Assume, we have the graph (tree):

Relatively of this graph, the max path from one vertex to another vertex must be calculated.

Here is the solution of your problem.

#include <iostream>
#include <vector>
using namespace std;
const int maximumSize=10;
vector<int> visited(maximumSize, 0), distances(maximumSize, 0);
vector<int> graph[maximumSize];
int vertices, edges;
void showContentVector1D(vector<int>& input)
{
    for(int index=0; index<input.size(); ++index)
    {
        cout<<input[index]<<", ";
    }
    return;
}
void createGraph()
{
    cin>>vertices>>edges;
    int vertex0, vertex1;
    for(int edge=1; edge<=edges; ++edge)
    {
        cin>>vertex0>>vertex1;
        graph[vertex0].push_back(vertex1);
        graph[vertex1].push_back(vertex0);
    }
    return;
}
void depthFirstSearch(int currentVertex, int previousVertex)
{
    if(visited[currentVertex]==1)
    {
        return;
    }
    visited[currentVertex]=1;
    distances[currentVertex]=0;
    for(int nextVertex : graph[currentVertex])
    {
        if(nextVertex==previousVertex)
        {
            continue;
        }
        depthFirstSearch(nextVertex, currentVertex);
        distances[currentVertex]=max(distances[currentVertex], distances[nextVertex]+1);
    }
    return;
}
void solve()
{
    createGraph();
    depthFirstSearch(1, 0);
    cout<<"distances <- ";
    showContentVector1D(distances);
    cout<<endl;
    return;
}
int main()
{
    solve();
    return 0;
}

Input:

6 5
1 4
2 4
3 4
4 5
5 6

The first line in the input is 6 5, where 6 is the quantity of vertices in a graph and 5 is the quantity of edges in a graph.

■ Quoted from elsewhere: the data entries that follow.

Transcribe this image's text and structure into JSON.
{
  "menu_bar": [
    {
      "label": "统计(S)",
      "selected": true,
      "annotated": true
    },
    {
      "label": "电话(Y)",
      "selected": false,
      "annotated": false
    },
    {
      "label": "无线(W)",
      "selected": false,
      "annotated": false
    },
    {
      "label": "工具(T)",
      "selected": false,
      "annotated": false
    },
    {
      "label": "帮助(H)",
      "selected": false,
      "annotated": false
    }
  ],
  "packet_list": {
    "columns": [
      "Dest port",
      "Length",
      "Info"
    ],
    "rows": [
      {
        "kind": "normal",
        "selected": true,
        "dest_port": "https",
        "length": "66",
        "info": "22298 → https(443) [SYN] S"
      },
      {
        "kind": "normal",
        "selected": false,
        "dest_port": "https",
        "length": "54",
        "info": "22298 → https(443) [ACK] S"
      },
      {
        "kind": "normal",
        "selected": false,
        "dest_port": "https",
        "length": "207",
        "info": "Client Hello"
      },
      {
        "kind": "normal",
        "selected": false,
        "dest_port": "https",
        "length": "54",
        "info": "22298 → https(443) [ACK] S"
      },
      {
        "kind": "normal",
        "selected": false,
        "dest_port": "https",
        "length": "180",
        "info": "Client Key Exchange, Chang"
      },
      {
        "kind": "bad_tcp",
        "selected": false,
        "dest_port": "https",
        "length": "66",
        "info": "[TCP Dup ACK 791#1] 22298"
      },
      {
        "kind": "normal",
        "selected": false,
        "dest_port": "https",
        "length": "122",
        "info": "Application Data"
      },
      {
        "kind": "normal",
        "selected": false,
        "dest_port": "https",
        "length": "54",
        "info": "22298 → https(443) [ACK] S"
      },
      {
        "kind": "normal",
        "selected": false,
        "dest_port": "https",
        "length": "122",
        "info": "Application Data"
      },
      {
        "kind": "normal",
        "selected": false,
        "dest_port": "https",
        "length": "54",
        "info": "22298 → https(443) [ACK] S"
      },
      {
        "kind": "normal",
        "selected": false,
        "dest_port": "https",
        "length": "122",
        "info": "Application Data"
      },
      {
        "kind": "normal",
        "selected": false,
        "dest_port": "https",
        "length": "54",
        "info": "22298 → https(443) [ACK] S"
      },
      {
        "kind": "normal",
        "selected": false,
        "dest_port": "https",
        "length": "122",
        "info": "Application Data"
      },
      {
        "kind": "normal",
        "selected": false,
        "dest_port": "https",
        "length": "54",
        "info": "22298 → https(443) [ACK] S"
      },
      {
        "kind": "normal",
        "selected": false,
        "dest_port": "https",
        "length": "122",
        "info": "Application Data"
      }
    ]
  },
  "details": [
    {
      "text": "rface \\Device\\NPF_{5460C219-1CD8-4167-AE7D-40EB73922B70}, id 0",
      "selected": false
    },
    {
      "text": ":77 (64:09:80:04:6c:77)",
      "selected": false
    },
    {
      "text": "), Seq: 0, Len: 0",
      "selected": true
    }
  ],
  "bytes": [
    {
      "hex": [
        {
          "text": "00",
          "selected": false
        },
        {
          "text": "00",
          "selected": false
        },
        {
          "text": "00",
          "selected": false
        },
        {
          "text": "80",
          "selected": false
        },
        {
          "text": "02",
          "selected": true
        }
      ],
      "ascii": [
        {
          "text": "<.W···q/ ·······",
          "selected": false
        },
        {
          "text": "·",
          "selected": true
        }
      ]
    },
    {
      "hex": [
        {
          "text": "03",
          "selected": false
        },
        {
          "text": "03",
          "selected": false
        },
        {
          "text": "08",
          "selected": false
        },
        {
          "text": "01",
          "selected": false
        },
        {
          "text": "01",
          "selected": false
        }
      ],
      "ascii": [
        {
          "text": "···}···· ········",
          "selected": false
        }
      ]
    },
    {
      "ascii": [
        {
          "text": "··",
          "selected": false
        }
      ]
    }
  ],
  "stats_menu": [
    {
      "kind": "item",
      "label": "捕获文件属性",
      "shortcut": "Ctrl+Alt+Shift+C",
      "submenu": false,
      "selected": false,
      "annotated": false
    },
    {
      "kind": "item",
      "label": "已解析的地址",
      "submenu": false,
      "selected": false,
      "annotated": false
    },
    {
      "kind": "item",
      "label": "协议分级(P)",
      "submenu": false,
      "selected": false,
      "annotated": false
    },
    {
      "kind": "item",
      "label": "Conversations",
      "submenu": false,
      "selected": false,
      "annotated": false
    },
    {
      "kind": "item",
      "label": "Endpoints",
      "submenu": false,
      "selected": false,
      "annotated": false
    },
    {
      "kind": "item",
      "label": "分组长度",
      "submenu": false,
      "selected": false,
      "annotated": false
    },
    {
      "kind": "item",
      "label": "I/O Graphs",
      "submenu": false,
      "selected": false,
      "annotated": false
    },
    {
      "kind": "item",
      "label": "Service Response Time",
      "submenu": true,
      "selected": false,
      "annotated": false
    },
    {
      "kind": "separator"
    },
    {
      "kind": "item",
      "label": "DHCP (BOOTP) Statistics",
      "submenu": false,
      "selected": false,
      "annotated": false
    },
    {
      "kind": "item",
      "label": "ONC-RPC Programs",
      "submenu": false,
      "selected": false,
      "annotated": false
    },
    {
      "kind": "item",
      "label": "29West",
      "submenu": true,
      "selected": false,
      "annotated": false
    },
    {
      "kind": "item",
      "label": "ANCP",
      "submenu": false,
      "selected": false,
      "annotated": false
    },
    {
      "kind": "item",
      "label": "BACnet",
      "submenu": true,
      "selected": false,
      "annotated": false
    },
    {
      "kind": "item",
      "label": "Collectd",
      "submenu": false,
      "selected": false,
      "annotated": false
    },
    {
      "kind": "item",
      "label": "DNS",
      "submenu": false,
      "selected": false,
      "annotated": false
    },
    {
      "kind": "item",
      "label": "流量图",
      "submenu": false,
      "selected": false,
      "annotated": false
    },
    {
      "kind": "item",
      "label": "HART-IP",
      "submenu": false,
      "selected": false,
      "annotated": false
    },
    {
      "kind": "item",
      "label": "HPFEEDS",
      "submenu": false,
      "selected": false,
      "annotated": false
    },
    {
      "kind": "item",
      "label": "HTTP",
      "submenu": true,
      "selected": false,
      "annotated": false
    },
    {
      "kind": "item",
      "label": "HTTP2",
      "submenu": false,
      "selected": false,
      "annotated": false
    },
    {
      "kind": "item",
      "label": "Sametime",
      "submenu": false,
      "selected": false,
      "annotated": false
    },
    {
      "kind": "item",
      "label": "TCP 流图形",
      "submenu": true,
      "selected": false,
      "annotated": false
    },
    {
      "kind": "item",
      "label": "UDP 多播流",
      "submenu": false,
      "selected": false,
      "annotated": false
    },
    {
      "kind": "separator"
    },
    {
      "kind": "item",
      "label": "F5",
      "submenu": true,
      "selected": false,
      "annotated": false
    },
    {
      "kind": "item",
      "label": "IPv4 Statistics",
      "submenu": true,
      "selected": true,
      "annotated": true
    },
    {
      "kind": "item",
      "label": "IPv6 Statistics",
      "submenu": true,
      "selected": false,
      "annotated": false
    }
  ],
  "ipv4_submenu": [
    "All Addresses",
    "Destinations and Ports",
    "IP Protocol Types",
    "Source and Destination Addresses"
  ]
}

1 4, 2 4, 3 4, 4 5, 5 6 are edges of an provided undirected graph.

Output:

distances <- 0, 3, 0, 0, 2, 1, 0, 0, 0, 0,

The number 3 is assigned into the index 1 which corresponds to the vertex 1 of the provided undirected graph (tree). Also in the concrete indices the distances 2 and 1 are assigned. Those indices are 4 and 5 correspondingly. As you can see the maximum distance is 3 from the vertex 1 to the vertex 6.